Needing Nothing More

By

I pulled up to the streetlight and next to me was a silver Honda. The stereo illuminated the front seats just enough that I could make out two humans – one male, one female – sitting idly as they waited for the light to change. Their heads were turned away from each other, each staring at the thin film of glass that separated them from the world and the air and the life outside of themselves.

Inside their diorama was complacency. He gazed past the dash and out into the darkness while a puff of her cigarette smoke for a second obscured my transparent portal into their world. There were no words, no sneaking glances between the two of them, no need to acknowledge the seemingly omniscient presence of the other. Not anymore, anyway. They were comfortable.

There was a time not so long ago when that same man clutched that same steering wheel, except the sweat on his fingers made it difficult to drive and his eyes flickered between the road and the little digital clock above the radio. There were flowers tumbling around the upholstery as he pressed the gas pedal ten or fifteen above the speed limit. He didn’t want to be late. First impressions are important.

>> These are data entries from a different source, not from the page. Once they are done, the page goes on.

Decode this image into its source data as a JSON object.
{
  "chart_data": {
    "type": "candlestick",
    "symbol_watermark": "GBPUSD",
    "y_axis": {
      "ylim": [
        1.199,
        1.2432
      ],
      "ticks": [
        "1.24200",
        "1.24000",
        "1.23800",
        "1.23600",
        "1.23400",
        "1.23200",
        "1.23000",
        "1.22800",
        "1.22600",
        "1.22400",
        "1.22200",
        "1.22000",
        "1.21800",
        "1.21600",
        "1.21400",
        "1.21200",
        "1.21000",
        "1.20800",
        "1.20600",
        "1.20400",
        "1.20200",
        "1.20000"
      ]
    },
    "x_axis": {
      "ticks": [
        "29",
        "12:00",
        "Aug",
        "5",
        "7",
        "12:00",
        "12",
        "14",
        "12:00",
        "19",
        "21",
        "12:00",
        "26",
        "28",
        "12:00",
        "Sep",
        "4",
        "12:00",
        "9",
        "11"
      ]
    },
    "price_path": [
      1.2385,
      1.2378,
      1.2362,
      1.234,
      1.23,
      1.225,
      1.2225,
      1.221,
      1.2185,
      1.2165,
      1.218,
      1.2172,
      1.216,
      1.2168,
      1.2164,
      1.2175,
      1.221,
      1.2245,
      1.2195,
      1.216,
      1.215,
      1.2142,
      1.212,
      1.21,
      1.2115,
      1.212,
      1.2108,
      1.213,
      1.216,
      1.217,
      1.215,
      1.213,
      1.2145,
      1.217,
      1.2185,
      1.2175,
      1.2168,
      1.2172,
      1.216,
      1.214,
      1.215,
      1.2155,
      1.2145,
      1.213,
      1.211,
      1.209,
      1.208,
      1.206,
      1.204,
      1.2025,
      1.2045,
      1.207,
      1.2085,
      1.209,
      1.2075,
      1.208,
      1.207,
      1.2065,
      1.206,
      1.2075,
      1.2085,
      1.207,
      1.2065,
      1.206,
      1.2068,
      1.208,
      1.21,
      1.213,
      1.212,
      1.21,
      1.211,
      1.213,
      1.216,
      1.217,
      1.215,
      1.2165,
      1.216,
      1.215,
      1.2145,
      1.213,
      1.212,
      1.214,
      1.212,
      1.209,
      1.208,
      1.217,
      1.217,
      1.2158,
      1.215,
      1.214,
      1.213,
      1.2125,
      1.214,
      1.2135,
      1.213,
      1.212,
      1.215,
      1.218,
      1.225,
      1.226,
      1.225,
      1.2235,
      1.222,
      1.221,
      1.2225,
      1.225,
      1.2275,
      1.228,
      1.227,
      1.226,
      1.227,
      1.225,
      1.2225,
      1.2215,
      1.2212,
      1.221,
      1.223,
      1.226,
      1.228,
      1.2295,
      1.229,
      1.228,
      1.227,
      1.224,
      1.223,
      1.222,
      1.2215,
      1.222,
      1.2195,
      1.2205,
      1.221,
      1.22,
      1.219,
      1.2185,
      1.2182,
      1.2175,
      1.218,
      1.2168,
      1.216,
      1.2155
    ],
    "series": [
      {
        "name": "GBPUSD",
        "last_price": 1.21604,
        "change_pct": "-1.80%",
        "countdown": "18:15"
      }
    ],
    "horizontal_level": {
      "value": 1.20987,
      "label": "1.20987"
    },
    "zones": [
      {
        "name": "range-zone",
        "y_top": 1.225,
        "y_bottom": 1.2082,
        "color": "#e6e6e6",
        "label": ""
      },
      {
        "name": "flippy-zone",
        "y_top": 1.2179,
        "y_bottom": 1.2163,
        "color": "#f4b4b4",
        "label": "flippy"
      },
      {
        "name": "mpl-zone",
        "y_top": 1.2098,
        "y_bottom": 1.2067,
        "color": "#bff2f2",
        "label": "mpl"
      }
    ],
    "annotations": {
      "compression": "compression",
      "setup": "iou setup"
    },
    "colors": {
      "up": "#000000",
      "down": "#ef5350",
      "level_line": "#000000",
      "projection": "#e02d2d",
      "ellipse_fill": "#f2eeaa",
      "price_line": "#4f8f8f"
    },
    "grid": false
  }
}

And there was a time not so long ago when it was five minutes before the hour and she was checking her lip gloss in the mirror, puckering to decide whether there was enough glimmer, enough shine like the little plastic tube advertised. She smiled at herself approvingly and then, with a worried glance, picked up the hair straightener one more time for a quick once over. That piece always just does what it wants to do, she thought to herself. And then she went downstairs and made her way to the door, trying to gauge the appropriate balance between eager and playfully hard-to-get, and waited for the boy with the sweaty palms and the bouquet in the front seat to ring the bell.

Years later and she is still sitting where the flowers were. His hands aren’t sweaty anymore.

I want someone I can I can hang out in sweatpants with. I want to put on my worst pair of jeans, pull back my hair because it’s too late in the evening to think about being pretty, and know that it’s not going to make any difference because I’m still the same me that happened to be dressed up in things with sequins and ruffles in the beginning when it was important to step it up like that.

I want the stuff of late-night fast-food runs and frenzied texts to remember to pick up that thing for the car at Target on your way home. I want to be so comfortable with someone that I can sit next to them on one of countless car rides and we can each look out our own window and think about bigger things in each other’s company than what we should say to break the silence without looking like we’re trying to break the silence.

I want the us part to override the date part. I want to lose count of how many times we’ve been to that diner we like, I want to look back and laugh at all the occasions when I said the wrong thing at the wrong time and it didn’t make a dent in the long run, to know that none of the disagreements or the misunderstandings, none of the unexplained periods of confusion, hindered our ability to persevere. Because by the time those things came around, we were more than just shaky hands and fragile first impressions. We were real.

There’s something to be said for the excitement, the butterflies, the looking over a tiny flickering candle at someone, being awed at how the light bounces off the contours of their face and wondering how in the world you ended up sitting across this glossy wooden table from them. And there’s also something to be said about sitting at a red light with someone, staring out opposite windows and emitting frequencies of comfort and self-unawareness, in the very car that chauffeured your relationship through its ups and downs, to all the somewheres and all the nowheres that make up the whole.